千叶伸了个懒腰,“回蝶谷。等了这么久,该回去收网了。怕是祁杨此时也在赶往蝶谷的路上了,我们去晚了可不好。”
一行人再次浩浩荡荡地踏上了回蝶谷的路途。
那只白狼被千叶塞进马鞍上的后兜里,一路颠簸倒也没把这只狼崽子给颠出来。倒是到了目的地后,那只狼崽子瑟瑟发抖,趴在千叶怀中呜咽个不停,四条腿软软的,几乎都不会站立了。
千叶拍了拍狼头,“胆小的狼崽子。这么怂,怎么做我千叶的狼?说出去叫人笑话。”
又掏出一片肉干喂给小狼,小狼这才慢慢消停下来,恢复了精神。
蝶谷外的一颗刚刚冒出嫩芽的柳树上,一抹鲜亮的鹅黄色的身影一跃而下,稳稳对千叶单膝跪地,行礼:“拜见公子。”
千叶手下抚着小狼油亮顺滑的毛发不停,眼眸轻抬,薄唇轻启:“起。”
“谢公子。”
挽箫起身,轻轻抬眼对上千叶的视线。千叶忍不住蹙了蹙眉,心头一跳,挽箫脸色十分不好,唇色惨白惨白的,眼下还有乌青,眼中也没有了往日狡黠灵动的神采,一片死寂,沉沉地站在一旁再没了言语。
就算以往偶有急事,彻夜不眠,挽箫也从未如此颓废过。
“有事?”
听到千叶熟悉的声音,挽箫忍不住再次红了眼眶,握着长箫的手颤颤地,哽咽:“公子,听琴和依云她们……她们……”

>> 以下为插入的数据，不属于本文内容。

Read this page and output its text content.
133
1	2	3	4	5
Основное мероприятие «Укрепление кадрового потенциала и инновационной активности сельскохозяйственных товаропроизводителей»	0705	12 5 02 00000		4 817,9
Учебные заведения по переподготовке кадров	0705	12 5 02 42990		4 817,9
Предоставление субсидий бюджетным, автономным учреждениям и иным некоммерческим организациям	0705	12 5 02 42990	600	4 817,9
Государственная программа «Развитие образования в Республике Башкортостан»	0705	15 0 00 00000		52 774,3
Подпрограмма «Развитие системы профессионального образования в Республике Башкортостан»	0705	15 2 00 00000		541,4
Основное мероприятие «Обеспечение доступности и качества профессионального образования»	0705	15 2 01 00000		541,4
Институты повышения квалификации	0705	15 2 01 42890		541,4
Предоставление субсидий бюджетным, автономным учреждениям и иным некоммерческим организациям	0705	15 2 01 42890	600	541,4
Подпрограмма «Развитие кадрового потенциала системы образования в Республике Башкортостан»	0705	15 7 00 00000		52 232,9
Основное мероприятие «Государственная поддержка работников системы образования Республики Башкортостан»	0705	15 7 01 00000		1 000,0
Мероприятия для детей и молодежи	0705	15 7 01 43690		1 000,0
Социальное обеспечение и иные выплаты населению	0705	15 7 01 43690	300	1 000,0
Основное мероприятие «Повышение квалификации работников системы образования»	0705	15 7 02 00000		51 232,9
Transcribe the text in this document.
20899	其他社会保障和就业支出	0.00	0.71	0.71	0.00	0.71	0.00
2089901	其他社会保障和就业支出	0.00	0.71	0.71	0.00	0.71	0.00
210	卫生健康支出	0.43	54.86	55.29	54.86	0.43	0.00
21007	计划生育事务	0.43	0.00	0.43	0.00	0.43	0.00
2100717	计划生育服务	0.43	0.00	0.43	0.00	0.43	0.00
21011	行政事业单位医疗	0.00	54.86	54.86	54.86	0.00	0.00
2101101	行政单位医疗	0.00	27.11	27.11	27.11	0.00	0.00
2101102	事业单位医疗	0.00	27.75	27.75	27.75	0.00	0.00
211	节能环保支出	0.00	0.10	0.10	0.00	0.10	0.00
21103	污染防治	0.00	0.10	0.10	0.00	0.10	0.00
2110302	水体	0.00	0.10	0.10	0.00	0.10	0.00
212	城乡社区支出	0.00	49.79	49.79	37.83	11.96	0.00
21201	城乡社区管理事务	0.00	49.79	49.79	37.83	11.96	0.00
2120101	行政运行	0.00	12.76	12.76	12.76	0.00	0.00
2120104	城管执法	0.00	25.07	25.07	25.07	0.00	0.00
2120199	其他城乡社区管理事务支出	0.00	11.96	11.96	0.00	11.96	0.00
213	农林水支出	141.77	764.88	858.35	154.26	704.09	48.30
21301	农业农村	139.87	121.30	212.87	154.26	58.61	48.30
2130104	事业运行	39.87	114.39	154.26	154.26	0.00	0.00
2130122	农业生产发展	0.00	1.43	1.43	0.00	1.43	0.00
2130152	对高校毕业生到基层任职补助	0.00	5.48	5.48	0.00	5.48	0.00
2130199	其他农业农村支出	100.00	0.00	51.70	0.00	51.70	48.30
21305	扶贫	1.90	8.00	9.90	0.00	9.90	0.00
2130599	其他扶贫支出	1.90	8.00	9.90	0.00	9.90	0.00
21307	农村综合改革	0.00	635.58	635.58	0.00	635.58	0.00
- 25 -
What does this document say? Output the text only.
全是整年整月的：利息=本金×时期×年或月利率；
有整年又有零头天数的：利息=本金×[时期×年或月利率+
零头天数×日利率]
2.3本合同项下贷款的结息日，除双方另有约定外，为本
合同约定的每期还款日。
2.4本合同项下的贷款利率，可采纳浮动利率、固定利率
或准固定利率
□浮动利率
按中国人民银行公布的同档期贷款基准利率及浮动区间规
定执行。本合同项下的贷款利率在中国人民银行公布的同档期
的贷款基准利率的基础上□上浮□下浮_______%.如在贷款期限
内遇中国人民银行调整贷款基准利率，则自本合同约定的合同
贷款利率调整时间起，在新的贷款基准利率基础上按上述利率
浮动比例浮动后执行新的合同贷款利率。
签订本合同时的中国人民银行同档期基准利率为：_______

独月上前拍了拍挽箫的肩头,“不要这个样子。你不知道,公子这几日经历了许多,好不容易才让公子恢复过来,再让她看到这个样子,公子怕是心里又要难过。公子身边,只剩我们两个了。”
挽箫心头微动,用衣袖擦了擦红肿的眼睛,点头:“好。可是……”
“别担心。从来就没有欺负了我们无尘女还能让他逍遥自在的人,公子已经为听琴依云报仇了。”
“可是……”挽箫仍不解满目愁云,一时根本不能从这个噩耗中解脱出来,浑身都是无措感。没有听琴依云的日子,让她无所适从,一如当初失去千叶的感觉。
千叶正色,“挽箫,如今我还有事要办。你如果不能控制自己的情绪,不能让自己迅速振作,那就不要随我入谷了。你就在附近镇子上找个客栈住下,待完事之后,你再回来。”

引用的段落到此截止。